Not sure how much of the 4G flop is HTC's fault. It seems like everyone involved, from service provider to gear makers, didn't do enough to seed the ecosystem to develop truly revolutionary 4G-only apps that would make the handsets compelling. Until we see things that truly require 4G speeds to work, what is the point of paying a premium for a 4G LTE handset?


Oh and don't forget that was HTC's Peter Chou at the AT&T Developer Summit telling everyone on stage that his personal phone is a Windows phone. Do as I say, not as I do? Of course last year he said the same thing at the Verizon 4G LTE rollout. So maybe a lack of focus is to blame as well.

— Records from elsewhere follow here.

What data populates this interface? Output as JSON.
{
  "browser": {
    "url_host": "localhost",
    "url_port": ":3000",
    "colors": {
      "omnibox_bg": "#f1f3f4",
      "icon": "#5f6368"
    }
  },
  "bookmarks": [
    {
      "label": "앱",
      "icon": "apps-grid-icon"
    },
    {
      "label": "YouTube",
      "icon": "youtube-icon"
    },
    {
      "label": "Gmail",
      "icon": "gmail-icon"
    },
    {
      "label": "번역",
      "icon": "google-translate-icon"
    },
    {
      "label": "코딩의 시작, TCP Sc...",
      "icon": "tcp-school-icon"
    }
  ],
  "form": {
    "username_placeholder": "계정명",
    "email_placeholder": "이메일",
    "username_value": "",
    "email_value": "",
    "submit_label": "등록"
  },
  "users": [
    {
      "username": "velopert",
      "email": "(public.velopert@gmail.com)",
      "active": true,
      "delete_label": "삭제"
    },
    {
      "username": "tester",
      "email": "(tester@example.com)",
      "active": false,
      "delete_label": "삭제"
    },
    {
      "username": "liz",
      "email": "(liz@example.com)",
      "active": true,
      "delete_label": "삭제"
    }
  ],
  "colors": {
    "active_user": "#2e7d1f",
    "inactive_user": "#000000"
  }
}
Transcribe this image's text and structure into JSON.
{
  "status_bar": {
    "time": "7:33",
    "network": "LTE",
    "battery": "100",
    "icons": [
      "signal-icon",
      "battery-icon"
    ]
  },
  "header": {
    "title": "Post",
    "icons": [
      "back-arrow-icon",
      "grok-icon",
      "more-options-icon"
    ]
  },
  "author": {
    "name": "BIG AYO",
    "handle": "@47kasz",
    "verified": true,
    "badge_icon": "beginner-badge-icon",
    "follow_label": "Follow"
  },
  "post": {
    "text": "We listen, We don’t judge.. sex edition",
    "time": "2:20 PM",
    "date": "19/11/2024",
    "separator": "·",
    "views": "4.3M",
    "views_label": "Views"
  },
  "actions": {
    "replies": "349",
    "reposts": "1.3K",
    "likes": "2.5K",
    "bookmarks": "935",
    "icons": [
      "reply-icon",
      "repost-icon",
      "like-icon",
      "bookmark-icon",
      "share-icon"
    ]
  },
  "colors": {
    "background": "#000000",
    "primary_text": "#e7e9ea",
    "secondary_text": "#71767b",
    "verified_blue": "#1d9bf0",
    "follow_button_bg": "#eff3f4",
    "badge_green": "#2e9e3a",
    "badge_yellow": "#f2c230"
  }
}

kaps 12/5/2012 | 5:43:28 PM
re: HTC: LTE Handsets Disappoint

Not sure how much of the 4G flop is HTC's fault. It seems like everyone involved, from service provider to gear makers, didn't do enough to seed the ecosystem to develop truly revolutionary 4G-only apps that would make the handsets compelling. Until we see things that truly require 4G speeds to work, what is the point of paying a premium for a 4G LTE handset?


Oh and don't forget that was HTC's Peter Chou at the AT&T Developer Summit telling everyone on stage that his personal phone is a Windows phone. Do as I say, not as I do? Of course last year he said the same thing at the Verizon 4G LTE rollout. So maybe a lack of focus is to blame as well.

sarahthomas1011 12/5/2012 | 5:43:28 PM
re: HTC: LTE Handsets Disappoint

Promoting LTE handsets over the 3G iPhone is a challenge for the wireless operators too. Both handset makers and operators still need to raise awareness about 4G, as well as improve the features - like battery life - of the devices.